The average reduction in LDL after 28 days with the statin was almost 40%. Statins also had an additional benefit in total cholesterol, which fell by an average of 24%, and in blood triglycerides, which fell by 19%.
People who took the supplements did not see a significant decrease in LDL cholesterol, total cholesterol, or blood triglycerides, and their results were similar to people who took a placebo. Although there were similar adverse events in all groups, there was a higher number of problems among those taking plant sterols or red yeast rice.
“We designed this study because many of us have had the same experience of trying to recommend evidence-based therapies that reduce cardiovascular risk to patients and then ‘no thanks, I’ll try this supplement,'” said the researcher. -by Dr. Karol Watson, professor of medicine/cardiology and co-director of UCLA’s preventive cardiology program. “We wanted to design a very rigorous, randomized, controlled study to prove what we already knew and show it rigorously.”
Dr. Steven Nissen, a cardiologist and researcher at the Cleveland Clinic and co-author of the study, said patients are often unaware that dietary supplements are not tested in clinical trials. He calls these supplements “the snake oil of the 21st century.”
In the United States, the Dietary Supplement and Health Education Act of 1994 significantly limited the US Food and Drug Administration’s ability to regulate supplements. Unlike pharmaceutical products that must be proven safe and effective before a company can market them, the FDA does not have to approve dietary supplements before they can be sold. Once they are on the market and proven to be unsafe, they can be regulated by the FDA.
“Patients think they’ve been tested and they’re as effective as statins and they can keep them because they’re natural, but natural doesn’t mean safe and doesn’t mean they’re effective,” Nissen said.
The study was funded by an unrestricted grant from AstraZeneca, which makes rosuvastatin. The company had no input into the methodology, data analysis, and discussion of the clinical implications, according to the study.
Dr. James Cireddu, an invasive cardiologist and director of the University Hospitals Harrington Heart & Vascular Institute at University Hospitals Bedford Medical Center, said the work will be helpful.

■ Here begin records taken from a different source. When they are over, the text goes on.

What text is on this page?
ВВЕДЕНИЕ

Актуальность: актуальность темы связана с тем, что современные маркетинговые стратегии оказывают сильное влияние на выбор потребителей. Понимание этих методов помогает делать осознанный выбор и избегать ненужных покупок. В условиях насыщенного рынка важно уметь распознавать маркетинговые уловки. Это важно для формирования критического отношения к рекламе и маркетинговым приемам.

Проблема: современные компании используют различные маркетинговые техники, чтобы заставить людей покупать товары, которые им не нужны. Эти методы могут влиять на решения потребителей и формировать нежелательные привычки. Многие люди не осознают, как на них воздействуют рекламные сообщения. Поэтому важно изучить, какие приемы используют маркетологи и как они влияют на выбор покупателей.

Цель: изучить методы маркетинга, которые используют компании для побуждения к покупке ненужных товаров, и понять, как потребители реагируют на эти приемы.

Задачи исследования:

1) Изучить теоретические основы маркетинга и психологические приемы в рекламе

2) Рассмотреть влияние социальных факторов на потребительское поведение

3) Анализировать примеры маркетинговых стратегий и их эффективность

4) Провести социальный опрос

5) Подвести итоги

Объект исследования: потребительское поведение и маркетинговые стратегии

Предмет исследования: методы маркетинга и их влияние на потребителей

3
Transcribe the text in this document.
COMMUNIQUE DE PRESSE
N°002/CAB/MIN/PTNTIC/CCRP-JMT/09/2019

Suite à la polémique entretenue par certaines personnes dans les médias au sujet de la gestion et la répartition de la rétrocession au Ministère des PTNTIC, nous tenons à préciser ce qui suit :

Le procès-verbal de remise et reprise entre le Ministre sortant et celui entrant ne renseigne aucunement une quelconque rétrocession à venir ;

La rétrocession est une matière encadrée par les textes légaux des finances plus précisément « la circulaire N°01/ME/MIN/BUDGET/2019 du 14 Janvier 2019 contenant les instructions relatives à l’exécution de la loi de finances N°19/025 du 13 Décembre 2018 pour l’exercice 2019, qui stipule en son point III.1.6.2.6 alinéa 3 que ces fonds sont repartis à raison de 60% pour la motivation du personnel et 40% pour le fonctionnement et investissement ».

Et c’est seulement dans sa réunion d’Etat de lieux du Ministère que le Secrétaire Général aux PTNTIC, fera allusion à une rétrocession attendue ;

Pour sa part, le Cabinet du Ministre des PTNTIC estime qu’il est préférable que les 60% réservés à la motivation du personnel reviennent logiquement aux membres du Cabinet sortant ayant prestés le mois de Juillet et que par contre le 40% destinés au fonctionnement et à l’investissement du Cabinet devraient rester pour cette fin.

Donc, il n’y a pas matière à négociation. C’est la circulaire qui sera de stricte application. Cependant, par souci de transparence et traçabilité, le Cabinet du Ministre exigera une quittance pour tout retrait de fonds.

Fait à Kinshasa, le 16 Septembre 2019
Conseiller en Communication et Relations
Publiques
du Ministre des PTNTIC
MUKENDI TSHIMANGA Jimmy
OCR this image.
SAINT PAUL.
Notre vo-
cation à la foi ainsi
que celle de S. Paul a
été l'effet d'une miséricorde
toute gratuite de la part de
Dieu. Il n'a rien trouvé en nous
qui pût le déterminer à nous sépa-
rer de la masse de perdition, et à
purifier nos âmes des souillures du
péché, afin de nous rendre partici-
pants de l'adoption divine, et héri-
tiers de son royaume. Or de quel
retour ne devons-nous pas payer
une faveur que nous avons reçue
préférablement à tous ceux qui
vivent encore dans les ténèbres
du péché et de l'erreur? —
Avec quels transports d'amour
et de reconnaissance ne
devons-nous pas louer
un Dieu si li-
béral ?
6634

“They did a nice job collecting the data and analyzing the results,” said Cireddu, who did not work on the study. “It will probably resonate with patients. I get asked about supplements all the time. I think this does a nice job of providing evidence.’
Dr. Amit Khera, chair of the AHA Scientific Sessions programming committee, did not work on the research, but said he believed the research was important to include in this year’s presentations.
“I take care of patients every day with these specific questions. “Patients are always asking about statin replacements or supplements,” said Khera, who is professor and director of preventive cardiology at UT Southwestern Medical Center. helping inform the value or, in this case, the lack of value.”
Statins have been around for more than 30 years and have been studied in more than 170,000 people, he said. In particular, studies show that statins reduce the risk.
“The good news is, we know that statins work,” Khera said. “That doesn’t mean they’re perfect. That doesn’t mean everyone needs it, but for those at higher risk we know they work and that’s well proven. If you’re going to do something different, you have to make sure it works.”
With supplements, he said he often sees misinformation online.
“I think people are always looking for something ‘natural’, but you know there are a lot of problems with that terminology and most importantly we should ask do they work? That’s what this research does,” added Khera. “It’s important to ask, are you taking something that’s proven, and if you’re doing that and not, instead of a proven treatment. It’s a real concern.”